I've got to say I was not impressed with my pronghorns. They wore out very quickly. Started to leak after a short time. The traction in these boots is terrible. Unless you are walking tall grass ONLY, they are not a very good boot for traction.

I have several pairs of Danners from the Canadian to the Pronghorns with several pair in between. I've been nothing but overly satisfied with all the pairs except the pronghorns.

I realize I'm hard on my boots and put a lot of miles on them a year. But I expected more out of Danner on these boots.


----------



## Bucky Goldstein

Ref said:


> About 5 years ago, I bought a pair of uninsulated Danner Pronghorns to wear in the early pheasant season. Last year on opening day, there was a ton of dew on the grass. It was like it had rained for two days. I could ring the water out of my socks at the end of the day's hunt. I sent the boots in to Danner with a note explaining my wet feet. Keep in mind that the boots were at least 5 years old. Danner replaced them at no cost to me!!!!! Actually, my only cost was shipping them back to Danner. They didn't even ask a single question. Their customer service is unmatched. If I ever need another pair of boots....it will be from Danner.
> 
> I bought the same boot size as my shoe size. They have been comfortable from day one.


I bought my first pair of Danner insulated Pronghorns a few months ago. I am satisfied with everything except the major aspect of keeping my feet dry.

I don't know if it's just a random bad pair, but they are like a sponge. My feet get soaked from a mild dew. They were treated properly with all the Danner approved sealants.

I have not gotten around to getting my situation with Danner resolved yet. Hopefully their customer service treats me the same way.


----------



## tlr

I have a new pair of danners and so do two of my boys.We hunted in rain and very wet grass and all of us had dry feet. This was the first hunt with them and none of us had sore feet either. 
We were wet up to our butts but our feet were dry. These boots were the pronghorns!


----------



## sonic

Are these the $170.00 ones? I'm willing to pay any price if they are worth it...


----------



## tlr

My pronghorns were $169 at Sheels, plus they had a $25 dollar off coupon.


----------



## USAlx50

sonic said:


> Are these the $170.00 ones? I'm willing to pay any price if they are worth it...


yeah, thats what they usually go for.


----------



## Ref

Bucky,

I hunted pheasants on opening weekend in ND. Everybody knows how wet it was. There were places that I walked through where I thought that the water was deep enough to go over my pronghorns. My feet were "dry as a bone" at the end of each day.
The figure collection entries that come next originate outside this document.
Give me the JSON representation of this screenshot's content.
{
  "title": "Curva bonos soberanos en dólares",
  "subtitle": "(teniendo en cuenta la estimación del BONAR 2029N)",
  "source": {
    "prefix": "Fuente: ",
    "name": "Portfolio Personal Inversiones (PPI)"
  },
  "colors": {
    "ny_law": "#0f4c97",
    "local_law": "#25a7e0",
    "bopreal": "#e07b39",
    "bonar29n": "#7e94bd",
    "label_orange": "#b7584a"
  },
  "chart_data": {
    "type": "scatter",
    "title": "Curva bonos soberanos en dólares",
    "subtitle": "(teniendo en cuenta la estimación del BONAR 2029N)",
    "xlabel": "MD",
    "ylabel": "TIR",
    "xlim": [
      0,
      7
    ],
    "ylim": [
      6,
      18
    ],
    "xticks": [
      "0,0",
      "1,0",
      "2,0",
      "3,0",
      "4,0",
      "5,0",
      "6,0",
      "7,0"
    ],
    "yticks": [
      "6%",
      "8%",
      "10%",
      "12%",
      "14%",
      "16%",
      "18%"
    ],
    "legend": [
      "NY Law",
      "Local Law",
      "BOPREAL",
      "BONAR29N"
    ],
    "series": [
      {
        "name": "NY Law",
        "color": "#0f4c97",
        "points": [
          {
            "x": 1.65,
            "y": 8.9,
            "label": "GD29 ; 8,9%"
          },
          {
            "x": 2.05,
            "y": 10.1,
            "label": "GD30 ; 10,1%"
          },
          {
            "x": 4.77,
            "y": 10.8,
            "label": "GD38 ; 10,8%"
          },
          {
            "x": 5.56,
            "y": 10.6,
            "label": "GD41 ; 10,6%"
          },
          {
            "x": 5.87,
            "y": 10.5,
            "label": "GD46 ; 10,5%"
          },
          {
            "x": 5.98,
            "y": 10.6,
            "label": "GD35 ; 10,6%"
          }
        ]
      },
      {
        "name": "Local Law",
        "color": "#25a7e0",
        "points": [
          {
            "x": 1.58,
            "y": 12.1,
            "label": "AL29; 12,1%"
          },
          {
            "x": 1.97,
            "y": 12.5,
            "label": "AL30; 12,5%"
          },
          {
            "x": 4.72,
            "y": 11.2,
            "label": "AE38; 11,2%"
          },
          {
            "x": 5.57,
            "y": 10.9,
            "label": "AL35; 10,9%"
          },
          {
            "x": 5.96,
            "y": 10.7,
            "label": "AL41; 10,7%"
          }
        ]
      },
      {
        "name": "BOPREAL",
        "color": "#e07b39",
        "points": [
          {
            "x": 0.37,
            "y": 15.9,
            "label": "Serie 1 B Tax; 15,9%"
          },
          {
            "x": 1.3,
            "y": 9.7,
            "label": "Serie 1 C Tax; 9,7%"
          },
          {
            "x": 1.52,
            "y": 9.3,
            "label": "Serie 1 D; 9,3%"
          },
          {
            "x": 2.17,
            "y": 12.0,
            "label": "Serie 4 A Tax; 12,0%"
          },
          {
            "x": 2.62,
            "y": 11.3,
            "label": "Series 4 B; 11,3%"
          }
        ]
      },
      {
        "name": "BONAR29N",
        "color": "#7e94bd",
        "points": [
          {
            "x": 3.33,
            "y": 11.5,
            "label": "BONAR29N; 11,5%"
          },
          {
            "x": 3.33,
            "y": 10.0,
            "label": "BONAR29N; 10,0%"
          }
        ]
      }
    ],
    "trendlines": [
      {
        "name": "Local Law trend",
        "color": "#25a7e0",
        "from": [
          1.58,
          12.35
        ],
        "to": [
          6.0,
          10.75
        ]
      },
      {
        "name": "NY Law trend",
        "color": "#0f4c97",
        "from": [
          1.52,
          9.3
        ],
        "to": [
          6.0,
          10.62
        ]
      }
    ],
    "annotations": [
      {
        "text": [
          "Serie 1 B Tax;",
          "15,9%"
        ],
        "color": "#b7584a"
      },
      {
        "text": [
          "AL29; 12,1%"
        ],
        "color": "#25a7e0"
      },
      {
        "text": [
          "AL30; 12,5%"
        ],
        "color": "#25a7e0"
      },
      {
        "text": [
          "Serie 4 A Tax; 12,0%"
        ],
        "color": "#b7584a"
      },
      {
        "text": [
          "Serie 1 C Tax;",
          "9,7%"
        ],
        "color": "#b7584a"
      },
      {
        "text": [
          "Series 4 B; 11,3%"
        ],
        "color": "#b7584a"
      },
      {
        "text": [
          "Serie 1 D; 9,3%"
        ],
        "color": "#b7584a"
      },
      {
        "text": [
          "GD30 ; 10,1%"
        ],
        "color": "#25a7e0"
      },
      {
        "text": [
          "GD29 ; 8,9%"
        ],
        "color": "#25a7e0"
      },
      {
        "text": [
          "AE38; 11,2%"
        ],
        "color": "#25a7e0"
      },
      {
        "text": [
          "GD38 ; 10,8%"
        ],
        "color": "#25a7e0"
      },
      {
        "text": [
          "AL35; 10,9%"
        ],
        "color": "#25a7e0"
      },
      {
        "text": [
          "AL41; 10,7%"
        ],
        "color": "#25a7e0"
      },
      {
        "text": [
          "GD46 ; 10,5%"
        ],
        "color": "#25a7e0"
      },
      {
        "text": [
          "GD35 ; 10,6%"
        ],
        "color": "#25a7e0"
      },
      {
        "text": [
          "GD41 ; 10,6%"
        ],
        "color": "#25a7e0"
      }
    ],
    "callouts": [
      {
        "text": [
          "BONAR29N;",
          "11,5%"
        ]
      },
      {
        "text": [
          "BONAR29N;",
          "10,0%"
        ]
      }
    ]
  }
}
It's hard for me to believe that Danner wouldn't stand behind their boots in your situation. Keep trying.


----------



## hunt4P&amp;Y

I have had two pairs of pronghorns. I like them, however I would never own a pair again. I go through a pair of hunting boots a year... I just bought a pair of Trophy's Hopefully they last a-little longer.

I had a pair of Danner's before they started making them out of the US and they lasted much longer... That is why I went to the Trophy's they are still made in the US. Hopefully they are a-little tougher!

For $170 bucks they aren't bad. Should last you a season of hard hunting!


----------



## Chaws

My first pair of pronghorns lasted me about 10 years before they finally started to leak. Just like any leather product you need to oil them up from time to time to keep the leather from cracking. I just bought another pair a couple weeks ago and the wet ND pheasant opener, my feet were dry as a bone. I like the new changes they've made to them in the last year or two with a slightly less aggressive sole.


----------



## 94NDTA

You may want to try LaCross boots as well. I have had a pair for three years now, they are holding up just as well as my fathers Danners, plus mine usually keep out more water than his.


----------